According to the first aspect of the present invention, a part of the conductor film formed on the outer peripheral surface of the dielectric block is scraped off by using ultrasonic vibration, so that the conductor film is connected to the outer conductor by input / output. Since the electrodes are separated from each other, the process of forming the input / output electrodes is simplified, and the productivity is greatly improved. In addition, since the formation position and the formation pattern of the input / output electrodes can be arbitrarily changed after the formation of the conductor film, processing with a high degree of freedom can be performed.

[Brief description of the drawings]

FIG. 1 is an external view showing a configuration of an input / output electrode forming apparatus according to an embodiment of the present invention.

FIG. 2 is a view of the tip of the tool 31 shown in FIG. 1 as viewed from below.

FIG. 3 is an external perspective view illustrating a configuration of a workpiece before input / output electrode processing.

FIG. 4 is an external perspective view illustrating a configuration of a dielectric resonance component after input / output electrode processing.

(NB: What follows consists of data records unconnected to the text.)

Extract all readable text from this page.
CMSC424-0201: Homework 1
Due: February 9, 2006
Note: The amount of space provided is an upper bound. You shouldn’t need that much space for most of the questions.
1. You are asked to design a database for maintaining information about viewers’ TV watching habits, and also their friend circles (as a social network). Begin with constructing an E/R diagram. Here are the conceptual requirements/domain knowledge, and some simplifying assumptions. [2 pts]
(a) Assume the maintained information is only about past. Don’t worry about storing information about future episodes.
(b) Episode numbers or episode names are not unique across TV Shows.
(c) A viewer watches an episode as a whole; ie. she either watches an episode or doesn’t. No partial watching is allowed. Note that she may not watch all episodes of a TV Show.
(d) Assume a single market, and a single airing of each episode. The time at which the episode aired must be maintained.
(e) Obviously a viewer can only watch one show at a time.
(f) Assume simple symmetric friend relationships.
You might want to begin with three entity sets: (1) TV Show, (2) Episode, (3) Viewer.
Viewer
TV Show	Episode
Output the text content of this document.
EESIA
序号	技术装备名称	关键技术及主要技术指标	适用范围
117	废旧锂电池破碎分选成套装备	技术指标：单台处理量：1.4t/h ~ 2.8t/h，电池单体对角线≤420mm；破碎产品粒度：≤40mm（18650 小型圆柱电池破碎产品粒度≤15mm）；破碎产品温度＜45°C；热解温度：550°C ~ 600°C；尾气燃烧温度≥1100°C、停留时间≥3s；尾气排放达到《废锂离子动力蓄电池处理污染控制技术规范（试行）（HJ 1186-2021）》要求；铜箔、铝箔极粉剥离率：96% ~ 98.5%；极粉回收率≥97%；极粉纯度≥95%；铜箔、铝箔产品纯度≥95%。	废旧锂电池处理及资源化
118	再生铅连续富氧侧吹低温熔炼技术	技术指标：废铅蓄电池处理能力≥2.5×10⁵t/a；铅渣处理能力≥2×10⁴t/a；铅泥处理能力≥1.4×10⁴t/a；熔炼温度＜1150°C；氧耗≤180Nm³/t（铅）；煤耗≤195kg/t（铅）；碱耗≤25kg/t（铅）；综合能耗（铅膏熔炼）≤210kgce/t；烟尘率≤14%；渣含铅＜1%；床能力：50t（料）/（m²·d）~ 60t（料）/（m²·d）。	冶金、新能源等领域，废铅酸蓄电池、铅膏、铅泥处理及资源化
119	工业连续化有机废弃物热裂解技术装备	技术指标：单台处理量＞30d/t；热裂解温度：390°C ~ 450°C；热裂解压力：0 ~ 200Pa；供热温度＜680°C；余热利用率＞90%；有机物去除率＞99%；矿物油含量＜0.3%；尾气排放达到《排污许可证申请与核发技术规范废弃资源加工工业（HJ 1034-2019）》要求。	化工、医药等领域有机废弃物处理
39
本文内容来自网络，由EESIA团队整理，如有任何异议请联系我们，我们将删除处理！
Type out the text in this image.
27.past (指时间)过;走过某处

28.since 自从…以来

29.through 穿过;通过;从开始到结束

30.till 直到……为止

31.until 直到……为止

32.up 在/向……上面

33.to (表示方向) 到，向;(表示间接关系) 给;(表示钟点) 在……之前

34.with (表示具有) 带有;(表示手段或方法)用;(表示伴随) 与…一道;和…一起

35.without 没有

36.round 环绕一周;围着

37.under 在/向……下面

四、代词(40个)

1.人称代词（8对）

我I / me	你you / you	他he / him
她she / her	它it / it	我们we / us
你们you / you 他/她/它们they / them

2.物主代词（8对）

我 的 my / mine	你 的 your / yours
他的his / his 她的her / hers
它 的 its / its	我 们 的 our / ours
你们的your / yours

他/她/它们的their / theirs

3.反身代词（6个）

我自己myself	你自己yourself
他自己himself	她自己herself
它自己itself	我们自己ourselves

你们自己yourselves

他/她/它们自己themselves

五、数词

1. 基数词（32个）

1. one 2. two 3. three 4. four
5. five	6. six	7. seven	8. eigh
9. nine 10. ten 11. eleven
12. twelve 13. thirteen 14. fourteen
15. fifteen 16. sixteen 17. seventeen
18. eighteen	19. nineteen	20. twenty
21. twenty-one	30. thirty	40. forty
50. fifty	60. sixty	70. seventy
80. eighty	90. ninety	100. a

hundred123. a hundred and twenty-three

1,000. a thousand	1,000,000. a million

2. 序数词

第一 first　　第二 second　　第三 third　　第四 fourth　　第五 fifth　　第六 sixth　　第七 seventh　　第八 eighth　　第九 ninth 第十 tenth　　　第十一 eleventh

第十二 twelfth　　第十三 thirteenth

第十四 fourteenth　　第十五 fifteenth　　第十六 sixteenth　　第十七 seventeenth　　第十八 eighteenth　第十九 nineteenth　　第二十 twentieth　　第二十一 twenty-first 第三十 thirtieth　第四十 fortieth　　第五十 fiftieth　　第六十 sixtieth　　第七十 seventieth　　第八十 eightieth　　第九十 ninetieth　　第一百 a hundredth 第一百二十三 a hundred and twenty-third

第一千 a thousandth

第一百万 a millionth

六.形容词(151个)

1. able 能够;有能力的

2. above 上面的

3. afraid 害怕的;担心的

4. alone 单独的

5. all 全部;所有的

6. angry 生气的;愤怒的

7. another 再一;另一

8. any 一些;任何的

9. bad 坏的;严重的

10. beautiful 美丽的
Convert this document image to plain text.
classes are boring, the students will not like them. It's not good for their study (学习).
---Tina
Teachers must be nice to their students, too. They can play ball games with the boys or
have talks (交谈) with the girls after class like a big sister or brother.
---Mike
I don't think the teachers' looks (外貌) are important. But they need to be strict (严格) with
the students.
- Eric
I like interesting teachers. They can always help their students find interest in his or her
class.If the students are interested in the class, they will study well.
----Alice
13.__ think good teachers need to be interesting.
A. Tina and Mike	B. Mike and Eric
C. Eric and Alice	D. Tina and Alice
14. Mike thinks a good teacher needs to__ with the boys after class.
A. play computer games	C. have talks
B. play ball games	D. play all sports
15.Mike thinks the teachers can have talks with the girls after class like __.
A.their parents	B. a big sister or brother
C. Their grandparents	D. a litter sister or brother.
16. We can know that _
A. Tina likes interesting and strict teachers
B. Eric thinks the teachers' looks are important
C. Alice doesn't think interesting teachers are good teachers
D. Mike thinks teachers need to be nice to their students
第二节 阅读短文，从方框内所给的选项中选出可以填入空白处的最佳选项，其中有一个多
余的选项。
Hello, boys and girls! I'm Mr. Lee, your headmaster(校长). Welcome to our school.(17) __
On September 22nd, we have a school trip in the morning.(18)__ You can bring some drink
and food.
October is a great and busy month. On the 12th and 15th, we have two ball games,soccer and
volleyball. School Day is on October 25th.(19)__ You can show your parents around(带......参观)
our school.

FIG. 5 is a view showing a process of forming input / output electrodes in a conventional dielectric resonance component.

[Explanation of symbols]

 2, 3 ... inner conductor forming hole 6 ... conductor film 7, 8 ... inner conductor 9 ... outer conductor 11, 12 ... input / output electrode 20 ... table device 21 ... holding jig 22 ... processing table 23 ... displacement table 30 ... ultrasonic wave Cutting device 31 ... Tool 32 ... Amplification horn 33 ... Ultrasonic vibration device 40 ... Compression pump 50 ... Workpiece

Continued on the front page (72) Inventor Masaru Kojima 2-26-10 Tenjin, Nagaokakyo-shi, Kyoto Murata Manufacturing Co., Ltd. (56) References JP-A-4-92503 (JP, A) US Patent 5162760 (US, A) (58) Field surveyed (Int. Cl. ⁷ , DB name) H01P 11/00 H01P 1/205

Claims (1)

(57) [Claims] 1. An apparatus for forming an input / output electrode on an outer peripheral surface of a dielectric block in a process of manufacturing a dielectric resonator component having at least one dielectric coaxial resonator formed on the dielectric block. Holding means for holding a dielectric block having a conductor film formed on an outer peripheral surface thereof; ultrasonic vibration generating means for generating ultrasonic vibration; and a hollow portion for leaving an input / output electrode at a tip thereof.
Cage, wherein the cutting tool ultrasonic vibrations from the ultrasonic vibration generating means is transmitted, and by moving the dielectric block and / or said cutting tool, said at a predetermined position on the outer peripheral surface of the dielectric block Moving means for bringing the cutting tool into contact with the cutting tool; a part of the conductor film is scraped off from the dielectric block by vibration of the cutting tool, whereby the conductor film is input / output corresponding to the outer conductor and the hollow portion; An electrode forming device for a dielectric resonance component, wherein the device is separated from an electrode.